In the following, we briefly report the description of the algorithm implemented in the R software to get simulation findings (the code is available on request from the authors). It is worth observing that for the Warner method and the UQM the procedure is almost identical, while since the CWM is equivalent to Warner its description will not be reported. For brevity, therefore, we only illustrate in details the steps of the simulation design for the Warner method which reproduces honest DQ and perturbed responses. Hence we proceed with the ICT.
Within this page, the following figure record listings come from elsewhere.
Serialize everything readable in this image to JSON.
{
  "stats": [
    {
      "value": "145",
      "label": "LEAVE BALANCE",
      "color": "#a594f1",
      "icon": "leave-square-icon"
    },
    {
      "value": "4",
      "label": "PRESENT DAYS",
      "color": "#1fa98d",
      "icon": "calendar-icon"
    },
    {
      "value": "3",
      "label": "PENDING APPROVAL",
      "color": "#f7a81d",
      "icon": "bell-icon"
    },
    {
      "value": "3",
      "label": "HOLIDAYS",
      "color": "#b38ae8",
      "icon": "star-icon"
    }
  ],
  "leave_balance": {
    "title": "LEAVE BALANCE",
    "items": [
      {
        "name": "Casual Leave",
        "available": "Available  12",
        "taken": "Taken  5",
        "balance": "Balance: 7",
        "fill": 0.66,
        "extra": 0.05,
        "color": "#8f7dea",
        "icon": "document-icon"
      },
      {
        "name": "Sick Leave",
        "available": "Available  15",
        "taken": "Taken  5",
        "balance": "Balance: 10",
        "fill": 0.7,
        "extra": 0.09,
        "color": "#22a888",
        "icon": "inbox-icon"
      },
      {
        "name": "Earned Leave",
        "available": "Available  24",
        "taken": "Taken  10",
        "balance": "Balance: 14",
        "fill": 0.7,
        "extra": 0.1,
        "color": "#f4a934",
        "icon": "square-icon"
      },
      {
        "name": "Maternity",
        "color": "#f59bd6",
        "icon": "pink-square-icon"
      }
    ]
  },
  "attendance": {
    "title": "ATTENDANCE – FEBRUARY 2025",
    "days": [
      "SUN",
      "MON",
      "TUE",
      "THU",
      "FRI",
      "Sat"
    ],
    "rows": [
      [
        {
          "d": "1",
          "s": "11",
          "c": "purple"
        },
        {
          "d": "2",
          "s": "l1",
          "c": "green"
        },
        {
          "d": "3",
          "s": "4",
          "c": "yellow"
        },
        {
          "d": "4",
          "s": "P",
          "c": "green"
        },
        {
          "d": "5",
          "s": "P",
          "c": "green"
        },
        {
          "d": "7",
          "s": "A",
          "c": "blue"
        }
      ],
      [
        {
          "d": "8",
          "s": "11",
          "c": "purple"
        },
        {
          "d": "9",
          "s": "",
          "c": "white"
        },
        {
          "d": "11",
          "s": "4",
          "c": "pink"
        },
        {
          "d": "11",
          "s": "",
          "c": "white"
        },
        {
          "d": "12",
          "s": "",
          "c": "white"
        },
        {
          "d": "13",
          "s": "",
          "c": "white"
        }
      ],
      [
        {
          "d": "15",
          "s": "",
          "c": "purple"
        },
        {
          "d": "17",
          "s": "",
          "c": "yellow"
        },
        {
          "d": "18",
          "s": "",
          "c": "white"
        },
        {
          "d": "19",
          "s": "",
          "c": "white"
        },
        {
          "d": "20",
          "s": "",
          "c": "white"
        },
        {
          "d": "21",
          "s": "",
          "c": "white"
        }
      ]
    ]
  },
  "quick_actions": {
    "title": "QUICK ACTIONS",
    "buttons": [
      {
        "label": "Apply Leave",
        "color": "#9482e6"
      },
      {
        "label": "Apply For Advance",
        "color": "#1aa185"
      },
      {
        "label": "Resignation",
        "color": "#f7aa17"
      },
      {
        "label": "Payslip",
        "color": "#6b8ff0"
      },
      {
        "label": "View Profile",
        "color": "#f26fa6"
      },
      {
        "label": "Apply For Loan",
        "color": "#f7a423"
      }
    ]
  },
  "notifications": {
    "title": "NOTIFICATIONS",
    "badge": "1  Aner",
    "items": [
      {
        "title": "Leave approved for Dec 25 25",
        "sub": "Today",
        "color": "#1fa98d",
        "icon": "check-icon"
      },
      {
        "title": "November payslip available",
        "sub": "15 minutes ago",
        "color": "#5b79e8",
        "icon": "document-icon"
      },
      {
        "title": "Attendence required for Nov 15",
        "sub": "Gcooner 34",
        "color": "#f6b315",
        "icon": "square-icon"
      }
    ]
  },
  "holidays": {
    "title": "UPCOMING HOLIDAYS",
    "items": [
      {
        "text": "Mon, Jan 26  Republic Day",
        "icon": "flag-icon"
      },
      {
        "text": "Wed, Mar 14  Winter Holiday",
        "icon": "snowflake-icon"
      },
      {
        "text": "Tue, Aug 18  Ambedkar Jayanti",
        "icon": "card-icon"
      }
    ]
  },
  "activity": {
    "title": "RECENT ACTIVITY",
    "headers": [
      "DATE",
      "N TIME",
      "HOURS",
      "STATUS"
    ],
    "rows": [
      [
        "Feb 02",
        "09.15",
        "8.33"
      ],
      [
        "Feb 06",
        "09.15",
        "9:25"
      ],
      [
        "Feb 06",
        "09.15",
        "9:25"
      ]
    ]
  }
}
5.1.1 Warner method simulation design

\(\textit{Step 1}\!\!:\) :

Generate a Bernoulli sample of size n, \(s=(Y_1,\ldots ,Y_n)\), with \(Y_k\sim {{\mathcal {B}}}(\pi _A)\) and \(\pi _A\) denoting the prevalence of population units with the sensitive attribute A, \(k=1,\ldots ,n\);

\(\textit{ Step 2}\!\!:\) :

To each unit in s bearing the sensitive attribute, i.e. \(Y_k=1\), randomly assign the status of truthful (\(D_k=1\)) or untruthful respondent (\(D_k=0\)) under DQ. The value of \(D_k\) is obtained as \(D_k=Y_k{{\mathcal {B}}}(\theta )\), where \(\theta =\pi _H/\pi _A\) is the conditional probability of being honest given the sensitive attribute;

\(\textit{Step 3}\!\!:\) :

Obtain the honest DQ estimate of \(\pi _H\) as \({\widehat{\pi }}_H=\sum _{k \in s}D_k/n\);

\(\textit{Step 4}\!\!:\) :

Fix the design parameter p, perturb the values \(Y_k\) according to the Warner method and obtain \(I_k\). Hence, compute the estimates of \(\pi _A\) and \(\pi _L\) according to Eqs. (4) and (5);

\(\textit{Step 5}\!\!:\) :

Compute \({\widehat{\sigma }}^2_L\) according to Eq. (6), and then the \((1-\alpha )\%\) CI for \(\pi _L\);

\(\textit{Step 6}\!\!:\) :

Repeat B times Steps 1-5 and average the outcomes over the B replications.

5.1.2 UQM simulation design

For the UQM, the algorithm is nearly the same as the Warner one with the only difference being in Step 4 where the design parameters q and \(\pi _W\) are settled and the responses \(I_k\) are generated as reported in Sect. 3.2. Furthermore, Eqs. (7) and (8) are used to obtain the estimates of \(\pi _A\) and \(\pi _L\).

5.1.3 TM simulation design

The algorithm mimics the previous ones. In Step 4, the parameter \(\pi _W\) is settled and responses \(I_k\) are generated according to the description reported in Sect. 3.4.2. Further, Eqs. (11) and (12) are used to obtain the estimates of \(\pi _A\) and \(\pi _L\).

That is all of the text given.